Do you have any unique memorable moments in your speaking career?
I’m blessed with memorable moments of individuals reaching out to me months and sometimes years after having heard me speak, with the message that the time we spent together not only resonated so deeply, but moved them to action clearly and led to a real change in their lives. Nothing is more important to me than people making a difference in their lives; not just what I call “corporate entertainment.” It’s important that people do something different and that the message sustains into action in the future.
What is the importance of healthy relationships in the workplace?

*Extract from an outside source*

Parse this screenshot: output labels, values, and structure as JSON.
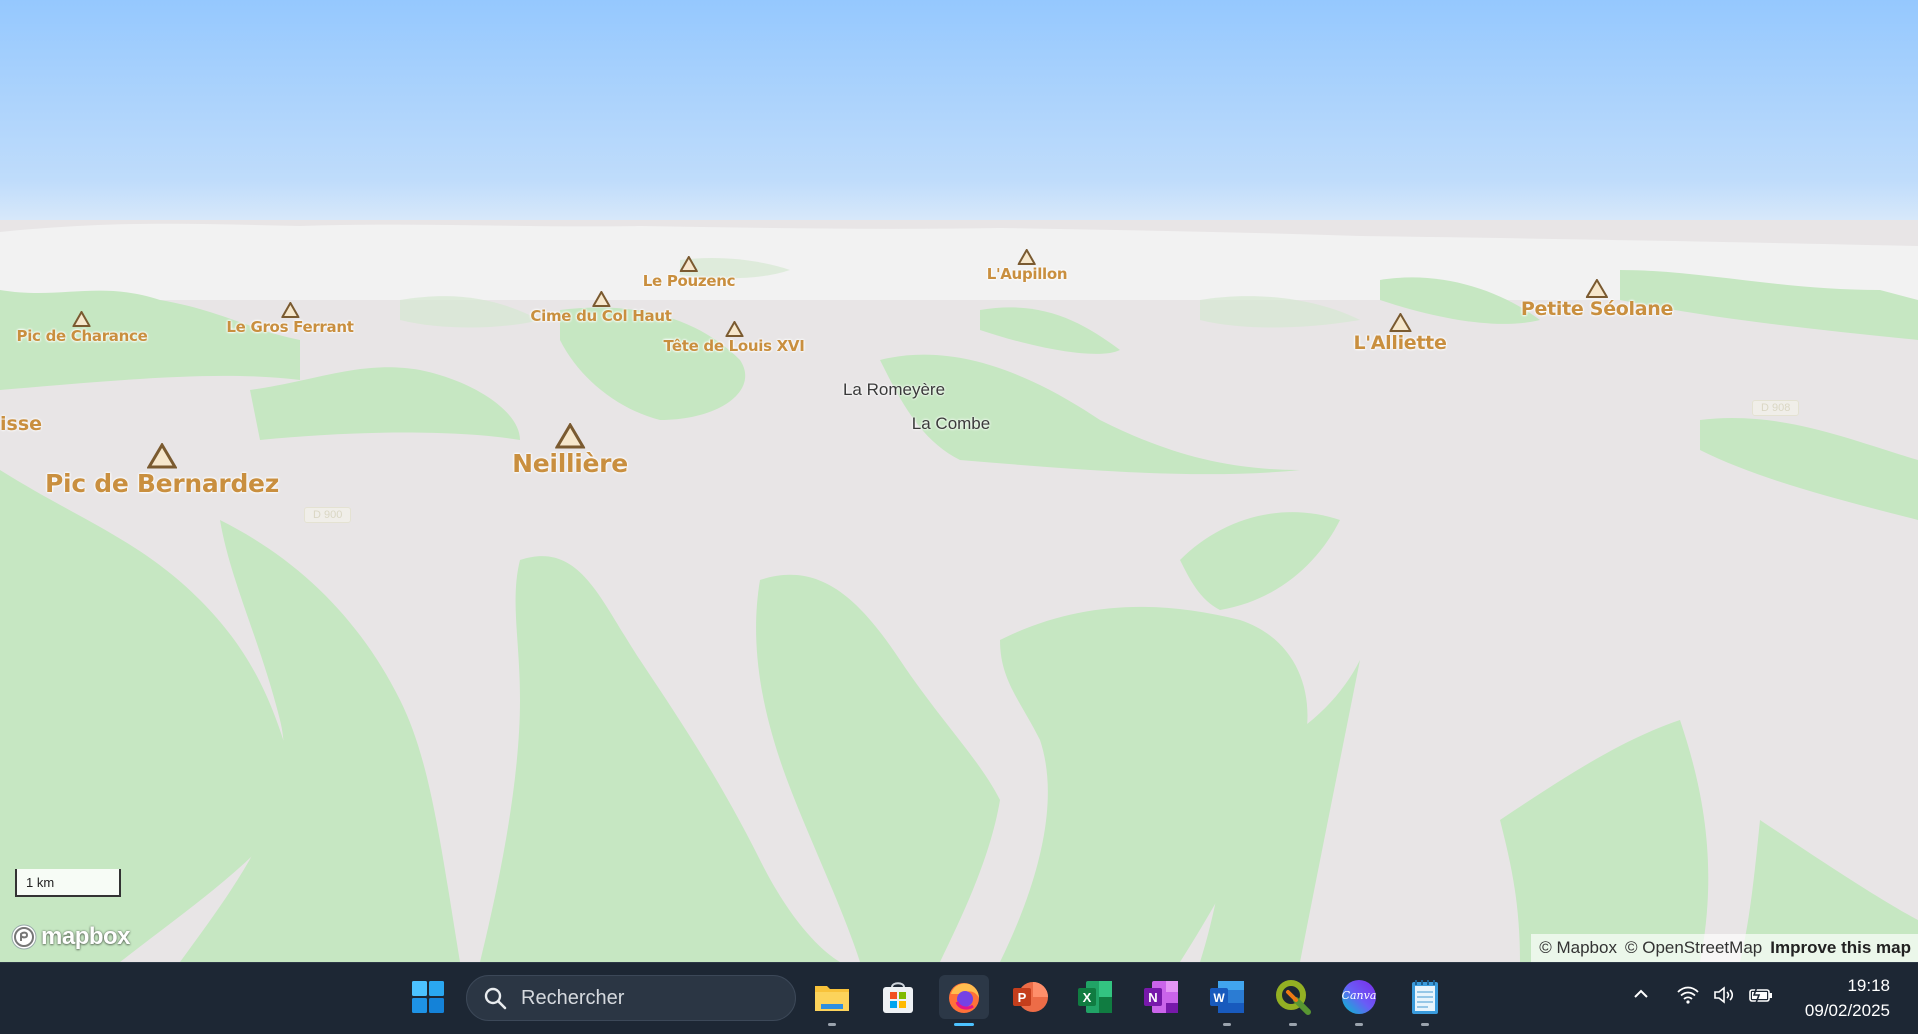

Healthy relationships in the workplace drive innovation and powerful, appropriate risk taking because people feel comfortable unleashing themselves and they’re not constrained by the traditional, stifled corporate environment. Relationships bond people and radically improve employee engagement, which statistically increase productivity (because we all remember days when we bound out of bed with a spring in our step, not just because we cared about the work, but likely because we cared about the people we worked with.)
Our philosophy of the Relationship Profit Chain has proven statistically in our research that stronger internal relationships within an organization yield greater relationships externally with clients and prospects and key constituents and drive the growth of companies, increasing customer satisfaction, sales, repurchase and customer loyalty to the point where it is noticeably contributive to shareholder value.
Relationships are perhaps the singular most important, yet under-managed element of business success today. It is my mission and my passion to create an understanding and an awakening of relationship-centricity to business and personal success and to give people the tools and the motivation to step up and change the commitment and the actions for positive results starting with a talk that they’ll never forget.